While the characterisation and dialogue between the crew of the Covenant is infinitely better than the stilted and awkward performances within Prometheus, it is still nowhere near the perfect chemistry that existed between the Nostromo or Sulaco crews. Both Katherine Waterson (Fantastic Beasts…) and Billy Crudrup (Almost Famous, Watchmen) give very commendable performances – with both of their characters having to contend with personal grief, the pressure and responsibility of leadership (protecting thousands of hibernating colonists), and an obvious dislike/mistrust for each other. It adds a purpose to these characters that was severely lacking with those in Prometheus – most of that crew were either just blandly anonymous scientists/security officers just hitching along for the ride until their inevitable forgettable deaths, or generally dislikeable/smug/idiotic characters that the audience spent the movie wishing they would die…horribly! (Vickers and Holloway, I’m looking at you).
But really this movie belongs to Michael Fassbender. While he previously stole the show in Prometheus as the decidedly creepy ‘Jeeves in space’ android David, Alien Covenant adds an abundance of new depth to the character, as well as his new ‘brother’ Walter. From David’s beautifully eerie meeting with his ‘creator’ in the film’s opening scene, up to possibly the creepiest music lesson in cinema history, Fassbender’s double turn manages to include just the right amount of subtly, menace and intelligence. There was a rumour going around that he was thinking about quitting acting due to his bad experiences on the recent X-Men: Apocalypse and Assassin’s Creed movies – on the strength of his performance here, I truly hope that’s not the case.
I can’t rightly review a Ridley Scott movie without discussing its visual style.
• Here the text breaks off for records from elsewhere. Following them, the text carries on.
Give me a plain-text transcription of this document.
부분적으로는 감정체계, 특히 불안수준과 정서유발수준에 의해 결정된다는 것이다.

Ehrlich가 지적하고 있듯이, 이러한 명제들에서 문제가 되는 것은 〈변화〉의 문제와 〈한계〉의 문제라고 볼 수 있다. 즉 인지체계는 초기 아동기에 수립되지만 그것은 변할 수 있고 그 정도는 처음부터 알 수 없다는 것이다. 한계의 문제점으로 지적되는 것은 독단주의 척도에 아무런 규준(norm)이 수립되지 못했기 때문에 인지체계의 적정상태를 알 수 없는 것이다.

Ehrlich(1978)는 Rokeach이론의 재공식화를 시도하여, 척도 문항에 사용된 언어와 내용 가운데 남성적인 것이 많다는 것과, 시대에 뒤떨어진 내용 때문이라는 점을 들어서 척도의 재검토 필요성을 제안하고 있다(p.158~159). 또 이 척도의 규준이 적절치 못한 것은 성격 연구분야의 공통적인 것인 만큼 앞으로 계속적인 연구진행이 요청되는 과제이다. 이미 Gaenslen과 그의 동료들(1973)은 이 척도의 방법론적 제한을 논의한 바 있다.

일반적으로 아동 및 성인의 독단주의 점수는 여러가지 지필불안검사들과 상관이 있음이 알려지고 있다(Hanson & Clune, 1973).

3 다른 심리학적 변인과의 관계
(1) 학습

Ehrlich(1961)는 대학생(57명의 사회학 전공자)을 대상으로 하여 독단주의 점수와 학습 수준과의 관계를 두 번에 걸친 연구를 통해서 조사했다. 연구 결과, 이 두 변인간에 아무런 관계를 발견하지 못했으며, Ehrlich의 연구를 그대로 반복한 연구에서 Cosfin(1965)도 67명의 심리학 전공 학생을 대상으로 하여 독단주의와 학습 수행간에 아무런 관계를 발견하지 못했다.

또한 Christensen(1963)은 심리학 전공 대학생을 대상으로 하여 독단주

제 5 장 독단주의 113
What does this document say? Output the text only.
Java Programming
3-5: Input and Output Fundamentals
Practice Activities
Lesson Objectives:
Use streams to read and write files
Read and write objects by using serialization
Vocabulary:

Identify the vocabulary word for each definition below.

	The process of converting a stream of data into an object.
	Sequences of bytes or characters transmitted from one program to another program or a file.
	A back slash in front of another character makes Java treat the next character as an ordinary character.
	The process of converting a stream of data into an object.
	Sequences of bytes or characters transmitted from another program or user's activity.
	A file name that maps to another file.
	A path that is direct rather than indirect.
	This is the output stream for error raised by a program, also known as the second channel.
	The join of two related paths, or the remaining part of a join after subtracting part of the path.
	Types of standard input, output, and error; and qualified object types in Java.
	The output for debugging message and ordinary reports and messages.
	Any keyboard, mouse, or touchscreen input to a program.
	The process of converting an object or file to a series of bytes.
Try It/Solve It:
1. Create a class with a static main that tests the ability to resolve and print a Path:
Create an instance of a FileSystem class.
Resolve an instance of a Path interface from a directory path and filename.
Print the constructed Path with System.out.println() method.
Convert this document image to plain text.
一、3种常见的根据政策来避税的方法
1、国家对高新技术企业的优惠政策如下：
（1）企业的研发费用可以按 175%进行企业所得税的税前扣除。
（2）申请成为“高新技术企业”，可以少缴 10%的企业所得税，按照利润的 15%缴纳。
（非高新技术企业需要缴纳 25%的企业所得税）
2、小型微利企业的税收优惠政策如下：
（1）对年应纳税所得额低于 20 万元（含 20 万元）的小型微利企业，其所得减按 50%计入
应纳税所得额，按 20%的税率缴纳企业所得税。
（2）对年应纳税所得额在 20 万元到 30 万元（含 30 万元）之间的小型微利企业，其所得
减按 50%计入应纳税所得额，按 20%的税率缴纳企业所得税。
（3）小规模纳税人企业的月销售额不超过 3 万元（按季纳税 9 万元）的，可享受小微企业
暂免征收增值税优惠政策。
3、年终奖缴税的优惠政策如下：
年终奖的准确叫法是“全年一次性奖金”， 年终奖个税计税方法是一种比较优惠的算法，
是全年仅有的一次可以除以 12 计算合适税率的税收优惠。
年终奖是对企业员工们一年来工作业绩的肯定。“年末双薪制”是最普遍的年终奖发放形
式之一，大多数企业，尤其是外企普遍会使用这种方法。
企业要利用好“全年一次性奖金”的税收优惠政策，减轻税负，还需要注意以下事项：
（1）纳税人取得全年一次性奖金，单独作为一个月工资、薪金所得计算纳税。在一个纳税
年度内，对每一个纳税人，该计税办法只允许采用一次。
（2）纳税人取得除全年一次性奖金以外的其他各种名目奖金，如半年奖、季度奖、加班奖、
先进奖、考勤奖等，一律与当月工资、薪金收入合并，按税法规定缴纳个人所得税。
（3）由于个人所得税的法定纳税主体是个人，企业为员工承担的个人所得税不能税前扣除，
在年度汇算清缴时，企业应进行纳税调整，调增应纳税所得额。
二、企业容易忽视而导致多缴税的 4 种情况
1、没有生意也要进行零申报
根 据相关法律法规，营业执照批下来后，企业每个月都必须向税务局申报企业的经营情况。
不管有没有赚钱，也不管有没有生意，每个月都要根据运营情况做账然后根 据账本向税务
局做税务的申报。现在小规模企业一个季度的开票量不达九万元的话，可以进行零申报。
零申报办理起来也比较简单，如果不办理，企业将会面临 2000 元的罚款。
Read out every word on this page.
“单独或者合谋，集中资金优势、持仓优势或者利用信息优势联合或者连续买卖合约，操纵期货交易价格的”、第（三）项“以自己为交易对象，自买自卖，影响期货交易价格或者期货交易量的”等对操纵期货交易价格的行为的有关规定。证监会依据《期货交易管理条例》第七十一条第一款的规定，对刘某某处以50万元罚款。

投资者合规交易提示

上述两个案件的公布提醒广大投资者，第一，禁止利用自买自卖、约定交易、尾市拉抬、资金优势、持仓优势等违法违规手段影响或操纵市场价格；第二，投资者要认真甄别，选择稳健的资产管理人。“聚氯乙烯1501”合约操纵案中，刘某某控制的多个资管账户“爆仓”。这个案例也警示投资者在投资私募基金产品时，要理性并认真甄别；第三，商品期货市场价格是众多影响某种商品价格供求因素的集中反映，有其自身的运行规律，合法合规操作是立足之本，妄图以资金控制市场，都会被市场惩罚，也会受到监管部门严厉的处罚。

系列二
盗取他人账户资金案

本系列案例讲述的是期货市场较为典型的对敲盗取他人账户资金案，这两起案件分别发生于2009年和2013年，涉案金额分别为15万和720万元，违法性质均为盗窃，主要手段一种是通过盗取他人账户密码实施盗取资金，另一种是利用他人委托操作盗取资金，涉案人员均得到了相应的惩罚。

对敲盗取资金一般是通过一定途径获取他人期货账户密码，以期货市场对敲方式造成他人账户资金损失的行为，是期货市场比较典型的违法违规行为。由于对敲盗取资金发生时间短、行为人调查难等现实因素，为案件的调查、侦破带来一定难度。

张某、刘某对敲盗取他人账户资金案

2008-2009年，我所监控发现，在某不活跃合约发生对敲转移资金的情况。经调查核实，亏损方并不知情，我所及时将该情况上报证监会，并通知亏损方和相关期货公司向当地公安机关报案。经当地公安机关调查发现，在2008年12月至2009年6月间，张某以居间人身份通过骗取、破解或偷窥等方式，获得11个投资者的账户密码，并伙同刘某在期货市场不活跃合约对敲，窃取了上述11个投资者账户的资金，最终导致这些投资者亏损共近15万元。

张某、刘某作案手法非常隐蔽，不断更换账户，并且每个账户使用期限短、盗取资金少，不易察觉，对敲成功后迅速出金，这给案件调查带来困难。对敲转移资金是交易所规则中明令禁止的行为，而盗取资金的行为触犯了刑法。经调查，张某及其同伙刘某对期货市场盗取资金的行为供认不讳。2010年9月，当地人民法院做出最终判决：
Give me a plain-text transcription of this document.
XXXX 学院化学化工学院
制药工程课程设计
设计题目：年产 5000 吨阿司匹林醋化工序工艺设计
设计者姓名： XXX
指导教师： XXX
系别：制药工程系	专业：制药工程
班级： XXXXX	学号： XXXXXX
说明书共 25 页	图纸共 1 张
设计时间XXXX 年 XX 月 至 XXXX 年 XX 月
As is normally the case, Covenant is simply stunning to look at – with Scott and frequent collaborator cinematographer Dariusz Wolski constructing shots of absolute beauty throughout – especially during the crew’s initial exploration of the ‘Paradise’ planet, the shots of the Covenant ship entering the planet’s upper atmosphere, and shadowy contents of David’s ‘laboratory’. It’s also a statement of Scott’s undoubted talent as a director that he could achieve a movie of such scale with a much lower budget of most typical Hollywood sci-fi movies (the budget was around $100million – compare this to $190million for the recently released Kong: Skull Island or $210million for Guardians Of The Galaxy 2).
In conclusion, whilst Alien Covenant is still a flawed film in comparison to the more celebrated entries in the Alien franchise, it is still a beautiful looking, generally exciting and fun sci-fi horror movie that improves much on the promise of Prometheus. Yes, I am quite cautious of the direction that Scott is determined to take the series in, and the fact that he has been given de-facto licence by 20th Century Fox to basically do whatever the hell he wants to do (including scrapping the proposed Neil Blomkamp directed Alien 5 – boooo!!!)…but no matter what he does, at least it won’t be as shit as Alien Resurrection.